Vanweimeersch took a strange route to the sport. She was hitchhiking in Southern California after dropping out of college and adventuring around the globe. The man who picked her up was touting ice climbing. As a youngster she’d seen photos of such climbers in a National Geographic magazine and held on to them. Intrigued, she moved to Ouray, Colorado, which has become ground zero for ice climbers with its artificial wall that’s easily accessible.

“Nobody wanted to climb with me because I was a total Gumby,” Vanweimeersch says, but she persevered, borrowing and buying second-hand gear.

“I didn’t grow up with any of this stuff. It’s been a steep learning curve.”

Instead, she grew up a competitive ice skater in Detroit, so she has always been physically active, but ice climbing clicked on a whole different level. Now she can’t seem to get enough, and she likes that she’s on the cusp of a wave of more women ice climbers entering the sport.

“There’s so much more finesse in ice climbing than you would think,” she says. “It’s more than just pure strength.”

Cold reality

Despite the freedom and pleasure Vanweimeersch has taken in the sport, ice climbing has also carved a deep hole in her heart. In 2016 while climbing in Pakistan her boyfriend, Scott Adamson, and his climbing partner, Kyle Dempster, were killed on a mountain aptly named Ogre II.

“It’s something that comes with the sport,” she says. “People get caught up in the hype of big mountain dreams, but it’s dangerous.”

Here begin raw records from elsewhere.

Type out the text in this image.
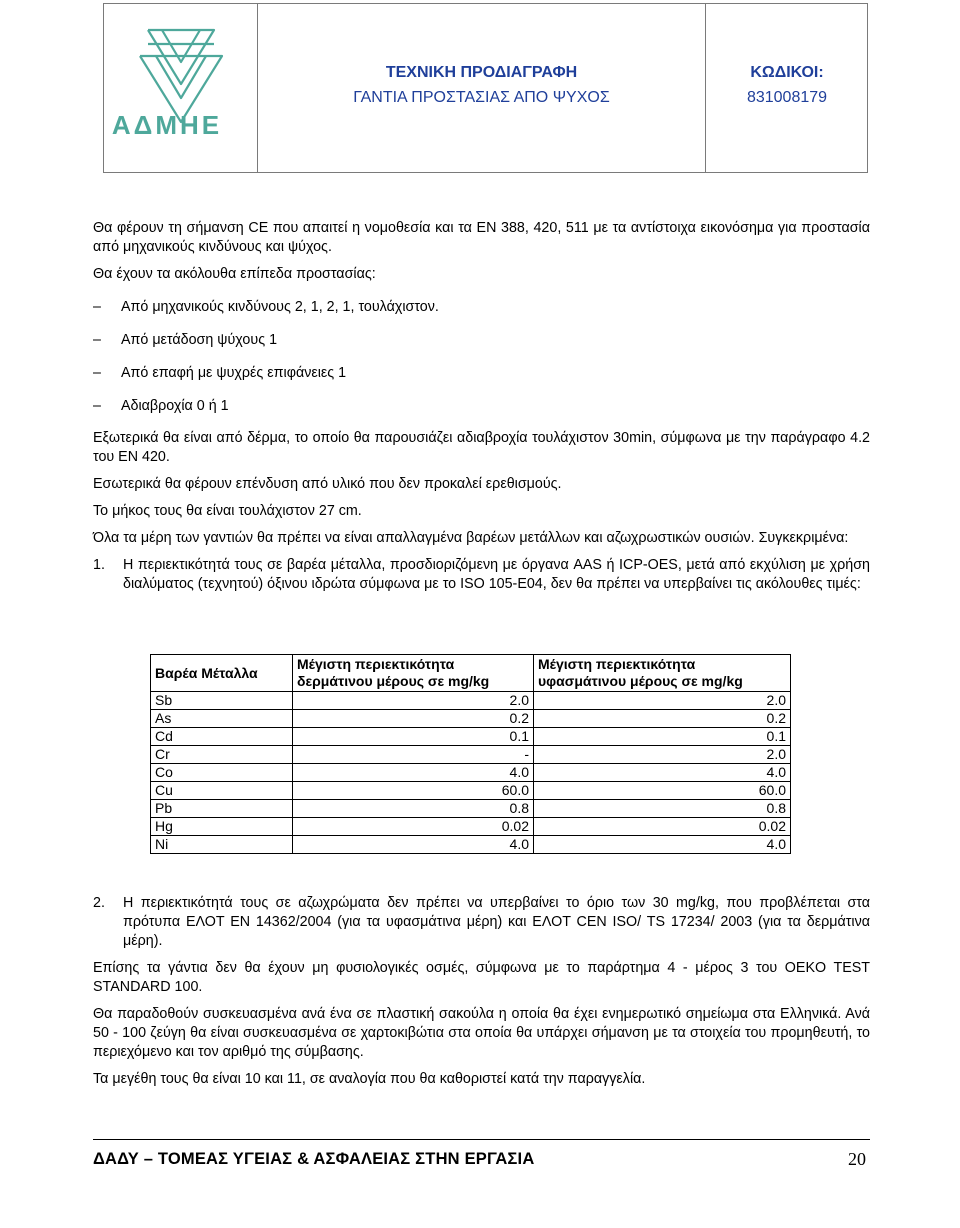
ΑΔΜΗΕ
ΤΕΧΝΙΚΗ ΠΡΟΔΙΑΓΡΑΦΗ
ΓΑΝΤΙΑ ΠΡΟΣΤΑΣΙΑΣ ΑΠΟ ΨΥΧΟΣ
ΚΩΔΙΚΟΙ:
831008179

Θα φέρουν τη σήμανση CE που απαιτεί η νομοθεσία και τα ΕΝ 388, 420, 511 με τα αντίστοιχα εικονόσημα για προστασία από μηχανικούς κινδύνους και ψύχος.

Θα έχουν τα ακόλουθα επίπεδα προστασίας:

– Από μηχανικούς κινδύνους 2, 1, 2, 1, τουλάχιστον.
– Από μετάδοση ψύχους 1
– Από επαφή με ψυχρές επιφάνειες 1
– Αδιαβροχία 0 ή 1

Εξωτερικά θα είναι από δέρμα, το οποίο θα παρουσιάζει αδιαβροχία τουλάχιστον 30min, σύμφωνα με την παράγραφο 4.2 του ΕΝ 420.

Εσωτερικά θα φέρουν επένδυση από υλικό που δεν προκαλεί ερεθισμούς.

Το μήκος τους θα είναι τουλάχιστον 27 cm.

Όλα τα μέρη των γαντιών θα πρέπει να είναι απαλλαγμένα βαρέων μετάλλων και αζωχρωστικών ουσιών. Συγκεκριμένα:

1. Η περιεκτικότητά τους σε βαρέα μέταλλα, προσδιοριζόμενη με όργανα AAS ή ICP-OES, μετά από εκχύλιση με χρήση διαλύματος (τεχνητού) όξινου ιδρώτα σύμφωνα με το ISO 105-E04, δεν θα πρέπει να υπερβαίνει τις ακόλουθες τιμές:
Βαρέα Μέταλλα	Μέγιστη περιεκτικότητα δερμάτινου μέρους σε mg/kg	Μέγιστη περιεκτικότητα υφασμάτινου μέρους σε mg/kg
Sb	2.0	2.0
As	0.2	0.2
Cd	0.1	0.1
Cr	-	2.0
Co	4.0	4.0
Cu	60.0	60.0
Pb	0.8	0.8
Hg	0.02	0.02
Ni	4.0	4.0
2. Η περιεκτικότητά τους σε αζωχρώματα δεν πρέπει να υπερβαίνει το όριο των 30 mg/kg, που προβλέπεται στα πρότυπα ΕΛΟΤ ΕΝ 14362/2004 (για τα υφασμάτινα μέρη) και ΕΛΟΤ CEN ISO/ TS 17234/ 2003 (για τα δερμάτινα μέρη).

Επίσης τα γάντια δεν θα έχουν μη φυσιολογικές οσμές, σύμφωνα με το παράρτημα 4 - μέρος 3 του OEKO TEST STANDARD 100.

Θα παραδοθούν συσκευασμένα ανά ένα σε πλαστική σακούλα η οποία θα έχει ενημερωτικό σημείωμα στα Ελληνικά. Ανά 50 - 100 ζεύγη θα είναι συσκευασμένα σε χαρτοκιβώτια στα οποία θα υπάρχει σήμανση με τα στοιχεία του προμηθευτή, το περιεχόμενο και τον αριθμό της σύμβασης.

Τα μεγέθη τους θα είναι 10 και 11, σε αναλογία που θα καθοριστεί κατά την παραγγελία.

ΔΑΔΥ – ΤΟΜΕΑΣ ΥΓΕΙΑΣ & ΑΣΦΑΛΕΙΑΣ ΣΤΗΝ ΕΡΓΑΣΙΑ	20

To try and make sense of the tragedy, Vanweimeersch trekked to the remote territory last summer with friends to get a sense of the place, say goodbye and come to terms with the loss of a loved one. Visiting such high altitudes also put her life at risk. In 2014 while climbing in Nepal she suffered from cerebral edema and severe chest pains. Even after returning home her symptoms worsened. Adamson was there to help her heal. Had she never suffered from acclimating to high altitudes, she may have accompanied the two men on the Pakistan trip. She may have died as well.

It’s a story she recounted on her blog, along with the difficulties of traveling and fat tire biking in the rocky, isolated mountains.

“There was some sort of transformation along the way,” she says. “It could be kind of heavy, but there were some funny parts, too.”

Vanweimeersch talked about the adventure, her boyfriend and his death to the group gathered at the Cody Ice Festival.

“Every time I started to work on it I cried,” she says.

The location for the talk seemed appropriate considering that Adamson was posthumously awarded the Jack Roberts lifetime achievement award at the Cody Ice Festival in 2017.

Carry on

Vanweimeersch realizes that many people are affected by the loss of a loved one and still remain strong, which motivated her to write about her adventures and the struggle with her friends’ deaths.

“It was some kind of strange task keeping my brain occupied,” she says of the trek. “It was cool riding on a glacier at 15,000 feet. I didn’t want it to be a cry fest. I wanted to make him proud and do something cool.”

Recently, deep in a cold, rocky canyon overshadowed by 12,319-foot Carter Mountain, Vanweimeersch was doing something cool: passing on her passion for a wild sport that lets humans tenaciously cling to walls of shear ice in wild and beautiful places — a sport that seems like a metaphor for her life.

“It’s so fun to pay it forward,” she says. “I think the coolest part is seeing the sport through a beginner’s eyes. That mentality to be fierce on the ice gets me jazzed.”